A recent report by Ernest & Young found that M&A deals announced in the Middle East and North Africa dropped by 67 percent in value to $34 billion in 2009, down from $102 billion in 2008.

The largest transaction recorded in the past 16 months was concluded with a definite sales agreement in March when India’s Bharti Airtel acquired mobile communications network assets from Kuwait’s Zain Group in a $10.7 billion deal.
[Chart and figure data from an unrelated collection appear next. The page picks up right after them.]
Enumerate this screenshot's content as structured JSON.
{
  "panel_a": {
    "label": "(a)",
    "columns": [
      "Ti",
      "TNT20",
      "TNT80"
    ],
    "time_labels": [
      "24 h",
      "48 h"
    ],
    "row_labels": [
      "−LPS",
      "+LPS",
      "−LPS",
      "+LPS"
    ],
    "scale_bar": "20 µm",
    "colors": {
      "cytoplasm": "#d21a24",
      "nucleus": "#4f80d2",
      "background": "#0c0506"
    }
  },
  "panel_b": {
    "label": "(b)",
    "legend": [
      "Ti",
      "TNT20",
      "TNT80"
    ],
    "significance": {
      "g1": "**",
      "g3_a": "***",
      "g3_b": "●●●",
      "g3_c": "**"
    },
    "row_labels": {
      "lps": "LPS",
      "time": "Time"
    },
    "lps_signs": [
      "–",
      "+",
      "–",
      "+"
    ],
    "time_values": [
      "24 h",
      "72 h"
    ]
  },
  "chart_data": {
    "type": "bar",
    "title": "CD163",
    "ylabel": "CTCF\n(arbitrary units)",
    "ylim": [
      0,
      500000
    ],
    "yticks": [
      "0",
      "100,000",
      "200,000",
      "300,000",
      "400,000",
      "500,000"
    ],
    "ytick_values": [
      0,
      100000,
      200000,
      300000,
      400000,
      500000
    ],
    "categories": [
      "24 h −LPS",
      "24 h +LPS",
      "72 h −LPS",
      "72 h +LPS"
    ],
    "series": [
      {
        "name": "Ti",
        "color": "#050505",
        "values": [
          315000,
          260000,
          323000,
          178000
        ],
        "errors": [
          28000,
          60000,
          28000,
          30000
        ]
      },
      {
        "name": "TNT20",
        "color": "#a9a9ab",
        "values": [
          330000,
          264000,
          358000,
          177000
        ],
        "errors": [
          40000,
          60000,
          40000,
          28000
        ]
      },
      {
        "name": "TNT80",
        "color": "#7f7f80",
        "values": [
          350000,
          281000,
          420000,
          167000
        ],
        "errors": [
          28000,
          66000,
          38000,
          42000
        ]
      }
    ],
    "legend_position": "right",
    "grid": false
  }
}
As a comparatively large deal, the Zain IPO accounted for 48 percent of all telecom M&As recorded between Jan 2009 and end of March 2010.

The biggest deal cancellation over the same period was the $1.7 billion fire sale of Dubai construction leader Arabtec to Abu Dhabi’s Aabar Investments, which was called off in mid April.

The two companies said the cancellation was in mutual agreement, despite the suddenness and dearth of information involved, which was matched only by the suddenness and dearth of information involved in the initial bombshell announcement in January. 

One in every four M&A deals of just over 200 deals tracked by RPN Dealflow between January 1 and April 15 of this year involved a partner outside of the MENA region (inclusive of Turkey) but most of these deals related to assets located within MENA.

Analysts say that outbound M&A activities by cash-heavy Arab Sovereign Wealth Funds and private wealth aggregators will proceed with more scrutiny and inbound flows will witness the increasing appetite of international players for slices of MENA economic activities.

Dynamics of M&A in one sector often get a stimulus from a major deal closing, as demonstrated when Zain’s telecoms sale to Bharti was quickly followed by MTN and Orascom disclosing that they entered discussions for an MTN takeover of Orascom’s Algerian unit, Djezzy.